NAYPYIDAW (AFP) – Myanmar’s junta blocked roads and deployed heavy security in the military-built capital Naypyidaw yesterday to mark the anniversary of a 2015 rebel ceasefire that its critics said is now defunct.
Over a dozen rebel groups have fought Myanmar’s military for decades over autonomy and control of lucrative resources, but 10 had signed a Nationwide Ceasefire Agreement (NCA).
Critics of the NCA said it is in tatters since the junta’s 2021 coup, which unleashed a bloody crackdown on dissent and sparked renewed fighting with some of its signatories.
Officials from seven of the 10 signatories attended the event in Naypyidaw, where barricades and plainclothes security were deployed.
Diplomats from Russia and China also attended, as did a representative from India, which has been accused by rights groups of supplying the military.
Timor-Leste sent a representative, weeks after the junta ordered the expulsion of its top diplomat over a meeting his government held with a shadow “National Unity Government” working to overturn the coup.
Several rebel groups have trained and armed anti-coup fighters battling to overturn the military regime.

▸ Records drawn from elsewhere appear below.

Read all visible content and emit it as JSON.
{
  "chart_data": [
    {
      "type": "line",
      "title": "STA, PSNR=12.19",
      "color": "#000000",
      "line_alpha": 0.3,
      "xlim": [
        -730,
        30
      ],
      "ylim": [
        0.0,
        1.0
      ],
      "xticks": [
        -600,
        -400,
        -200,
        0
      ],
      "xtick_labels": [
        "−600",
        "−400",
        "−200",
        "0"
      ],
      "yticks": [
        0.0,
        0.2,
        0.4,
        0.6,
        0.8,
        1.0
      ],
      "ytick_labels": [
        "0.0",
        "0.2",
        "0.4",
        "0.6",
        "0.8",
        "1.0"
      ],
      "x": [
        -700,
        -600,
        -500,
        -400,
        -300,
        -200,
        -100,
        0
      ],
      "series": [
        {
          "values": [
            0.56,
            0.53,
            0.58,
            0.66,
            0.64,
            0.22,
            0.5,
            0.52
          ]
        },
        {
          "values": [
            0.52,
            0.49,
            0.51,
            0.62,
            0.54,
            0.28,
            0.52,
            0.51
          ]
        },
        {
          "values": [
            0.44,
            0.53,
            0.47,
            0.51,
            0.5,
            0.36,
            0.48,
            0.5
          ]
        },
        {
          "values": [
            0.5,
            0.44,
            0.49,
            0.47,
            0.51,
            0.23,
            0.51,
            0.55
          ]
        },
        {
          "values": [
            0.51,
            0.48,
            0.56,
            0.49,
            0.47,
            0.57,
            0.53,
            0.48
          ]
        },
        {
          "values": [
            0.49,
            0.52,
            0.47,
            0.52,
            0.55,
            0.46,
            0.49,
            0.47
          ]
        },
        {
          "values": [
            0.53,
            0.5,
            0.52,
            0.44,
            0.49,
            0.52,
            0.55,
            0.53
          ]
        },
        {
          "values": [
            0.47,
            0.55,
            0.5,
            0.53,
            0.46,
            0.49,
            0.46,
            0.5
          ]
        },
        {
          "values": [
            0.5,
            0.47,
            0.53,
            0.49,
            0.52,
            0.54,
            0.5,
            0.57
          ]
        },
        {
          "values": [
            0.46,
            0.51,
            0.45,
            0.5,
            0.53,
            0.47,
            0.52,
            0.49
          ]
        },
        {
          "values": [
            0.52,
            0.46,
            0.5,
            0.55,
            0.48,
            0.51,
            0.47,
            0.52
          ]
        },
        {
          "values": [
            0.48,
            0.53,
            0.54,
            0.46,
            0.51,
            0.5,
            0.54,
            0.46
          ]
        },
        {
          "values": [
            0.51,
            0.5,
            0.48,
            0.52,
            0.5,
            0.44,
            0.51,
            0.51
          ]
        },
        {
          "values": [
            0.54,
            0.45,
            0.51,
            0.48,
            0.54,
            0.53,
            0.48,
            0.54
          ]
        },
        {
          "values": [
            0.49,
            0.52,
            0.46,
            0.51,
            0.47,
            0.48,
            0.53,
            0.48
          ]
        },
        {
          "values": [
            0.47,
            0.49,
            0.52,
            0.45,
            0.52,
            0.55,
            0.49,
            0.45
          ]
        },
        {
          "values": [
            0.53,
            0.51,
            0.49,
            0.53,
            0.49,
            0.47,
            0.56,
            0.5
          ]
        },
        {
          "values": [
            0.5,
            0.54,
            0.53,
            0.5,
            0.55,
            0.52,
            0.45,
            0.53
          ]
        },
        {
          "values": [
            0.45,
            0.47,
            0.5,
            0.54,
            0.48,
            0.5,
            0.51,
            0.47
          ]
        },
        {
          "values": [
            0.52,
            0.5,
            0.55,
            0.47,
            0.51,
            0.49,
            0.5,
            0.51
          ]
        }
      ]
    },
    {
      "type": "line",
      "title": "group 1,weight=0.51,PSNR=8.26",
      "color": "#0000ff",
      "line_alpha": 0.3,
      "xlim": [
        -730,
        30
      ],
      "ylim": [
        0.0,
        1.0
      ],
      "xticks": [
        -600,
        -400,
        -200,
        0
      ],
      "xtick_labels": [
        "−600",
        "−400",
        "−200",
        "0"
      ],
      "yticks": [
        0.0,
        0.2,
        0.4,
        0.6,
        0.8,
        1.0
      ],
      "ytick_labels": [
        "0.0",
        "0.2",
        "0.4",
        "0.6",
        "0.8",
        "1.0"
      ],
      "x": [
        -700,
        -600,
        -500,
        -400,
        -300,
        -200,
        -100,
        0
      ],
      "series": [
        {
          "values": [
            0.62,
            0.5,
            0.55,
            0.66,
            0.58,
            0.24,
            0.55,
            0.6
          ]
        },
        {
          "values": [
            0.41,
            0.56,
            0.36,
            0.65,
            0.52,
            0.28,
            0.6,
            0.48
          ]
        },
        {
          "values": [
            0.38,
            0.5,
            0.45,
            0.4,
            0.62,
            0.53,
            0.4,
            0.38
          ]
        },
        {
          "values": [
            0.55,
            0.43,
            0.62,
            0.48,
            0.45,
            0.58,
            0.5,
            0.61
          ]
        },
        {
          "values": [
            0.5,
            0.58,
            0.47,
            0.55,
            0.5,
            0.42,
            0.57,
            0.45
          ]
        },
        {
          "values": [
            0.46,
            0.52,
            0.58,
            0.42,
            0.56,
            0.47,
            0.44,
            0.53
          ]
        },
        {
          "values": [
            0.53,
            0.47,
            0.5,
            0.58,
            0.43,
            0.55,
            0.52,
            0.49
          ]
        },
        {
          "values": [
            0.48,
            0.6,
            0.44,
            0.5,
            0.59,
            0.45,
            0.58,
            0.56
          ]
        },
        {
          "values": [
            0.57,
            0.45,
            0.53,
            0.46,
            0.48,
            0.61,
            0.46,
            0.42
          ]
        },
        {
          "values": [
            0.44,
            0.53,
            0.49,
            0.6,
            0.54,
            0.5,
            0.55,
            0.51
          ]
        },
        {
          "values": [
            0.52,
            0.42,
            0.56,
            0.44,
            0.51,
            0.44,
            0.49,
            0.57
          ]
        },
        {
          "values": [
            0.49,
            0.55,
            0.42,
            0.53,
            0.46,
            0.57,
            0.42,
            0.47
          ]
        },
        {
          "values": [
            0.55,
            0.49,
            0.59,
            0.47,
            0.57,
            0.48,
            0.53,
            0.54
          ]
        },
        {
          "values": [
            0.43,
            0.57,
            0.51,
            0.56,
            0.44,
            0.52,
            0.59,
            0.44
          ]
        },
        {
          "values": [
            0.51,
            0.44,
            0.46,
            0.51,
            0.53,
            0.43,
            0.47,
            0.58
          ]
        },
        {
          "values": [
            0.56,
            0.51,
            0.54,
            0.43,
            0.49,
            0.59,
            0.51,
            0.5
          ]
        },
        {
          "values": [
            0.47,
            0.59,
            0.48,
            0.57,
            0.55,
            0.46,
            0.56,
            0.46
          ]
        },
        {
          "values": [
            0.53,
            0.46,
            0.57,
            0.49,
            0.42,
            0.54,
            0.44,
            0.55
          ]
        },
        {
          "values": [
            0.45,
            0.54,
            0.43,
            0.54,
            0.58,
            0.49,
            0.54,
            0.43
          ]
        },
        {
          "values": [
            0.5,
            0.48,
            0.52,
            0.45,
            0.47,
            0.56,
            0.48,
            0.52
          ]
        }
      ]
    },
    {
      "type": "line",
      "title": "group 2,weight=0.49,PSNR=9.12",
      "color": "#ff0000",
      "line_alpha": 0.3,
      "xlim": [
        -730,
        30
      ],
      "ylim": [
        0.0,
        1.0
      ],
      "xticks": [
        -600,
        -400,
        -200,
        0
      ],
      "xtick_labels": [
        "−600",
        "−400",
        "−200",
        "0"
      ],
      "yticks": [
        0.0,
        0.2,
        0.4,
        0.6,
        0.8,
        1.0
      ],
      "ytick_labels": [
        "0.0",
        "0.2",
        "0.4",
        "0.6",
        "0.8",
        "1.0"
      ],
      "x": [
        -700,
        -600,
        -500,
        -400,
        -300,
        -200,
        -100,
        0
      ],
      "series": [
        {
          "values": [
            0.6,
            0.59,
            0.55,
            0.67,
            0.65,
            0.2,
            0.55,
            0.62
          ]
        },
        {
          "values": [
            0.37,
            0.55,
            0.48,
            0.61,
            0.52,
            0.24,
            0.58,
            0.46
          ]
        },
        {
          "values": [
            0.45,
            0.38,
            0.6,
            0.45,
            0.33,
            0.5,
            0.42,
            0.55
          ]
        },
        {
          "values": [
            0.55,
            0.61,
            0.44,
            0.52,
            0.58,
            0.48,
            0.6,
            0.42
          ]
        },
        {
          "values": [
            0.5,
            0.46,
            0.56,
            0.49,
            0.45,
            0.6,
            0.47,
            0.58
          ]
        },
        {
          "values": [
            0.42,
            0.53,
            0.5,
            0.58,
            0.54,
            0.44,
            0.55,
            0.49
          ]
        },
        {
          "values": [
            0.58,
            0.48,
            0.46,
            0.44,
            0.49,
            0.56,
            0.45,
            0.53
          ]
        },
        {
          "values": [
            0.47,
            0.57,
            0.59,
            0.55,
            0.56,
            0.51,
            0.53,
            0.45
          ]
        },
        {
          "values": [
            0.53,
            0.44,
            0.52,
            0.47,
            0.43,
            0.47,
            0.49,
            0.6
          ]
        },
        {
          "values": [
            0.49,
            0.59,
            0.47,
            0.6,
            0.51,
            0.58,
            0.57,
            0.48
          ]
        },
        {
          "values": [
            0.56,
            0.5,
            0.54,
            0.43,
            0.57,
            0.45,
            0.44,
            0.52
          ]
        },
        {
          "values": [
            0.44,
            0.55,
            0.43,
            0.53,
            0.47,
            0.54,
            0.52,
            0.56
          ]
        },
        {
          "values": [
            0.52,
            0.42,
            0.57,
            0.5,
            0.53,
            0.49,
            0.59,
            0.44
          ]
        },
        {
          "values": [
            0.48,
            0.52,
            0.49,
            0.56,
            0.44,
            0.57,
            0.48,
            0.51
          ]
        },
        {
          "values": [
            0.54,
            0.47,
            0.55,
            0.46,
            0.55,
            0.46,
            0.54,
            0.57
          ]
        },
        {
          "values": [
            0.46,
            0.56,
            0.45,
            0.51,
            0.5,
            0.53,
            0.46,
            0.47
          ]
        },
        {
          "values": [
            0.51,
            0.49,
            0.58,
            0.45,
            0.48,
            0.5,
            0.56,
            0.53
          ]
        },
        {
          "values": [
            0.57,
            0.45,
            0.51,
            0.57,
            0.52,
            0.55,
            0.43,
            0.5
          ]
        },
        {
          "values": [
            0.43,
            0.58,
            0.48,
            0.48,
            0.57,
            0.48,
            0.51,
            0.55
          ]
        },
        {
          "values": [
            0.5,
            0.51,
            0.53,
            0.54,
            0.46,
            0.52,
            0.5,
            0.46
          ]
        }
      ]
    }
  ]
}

Two groups – the Chin National Front (CNF) and the Karen National Union (KNU) – said last week that the coup had made implementing the agreement “impossible”.
The KNU and the CNF have regularly fought with the military since its takeover, in the far east and west of the country respectively.
The Kachin Independence Army – which did not sign the 2015 accord – also accused the military last week of bombing a camp for displaced people on its territory in northern Myanmar, killing 29 and wounding dozens.
The military was “making necessary preparations for the holding of free and fair multi-party general elections,” junta chief Min Aung Hlaing said yesterday.
But the junta has pushed back a timetable to hold fresh polls several times since ousting civilian leader Aung San Suu Kyi’s government over unsubstantiated allegations of election fraud.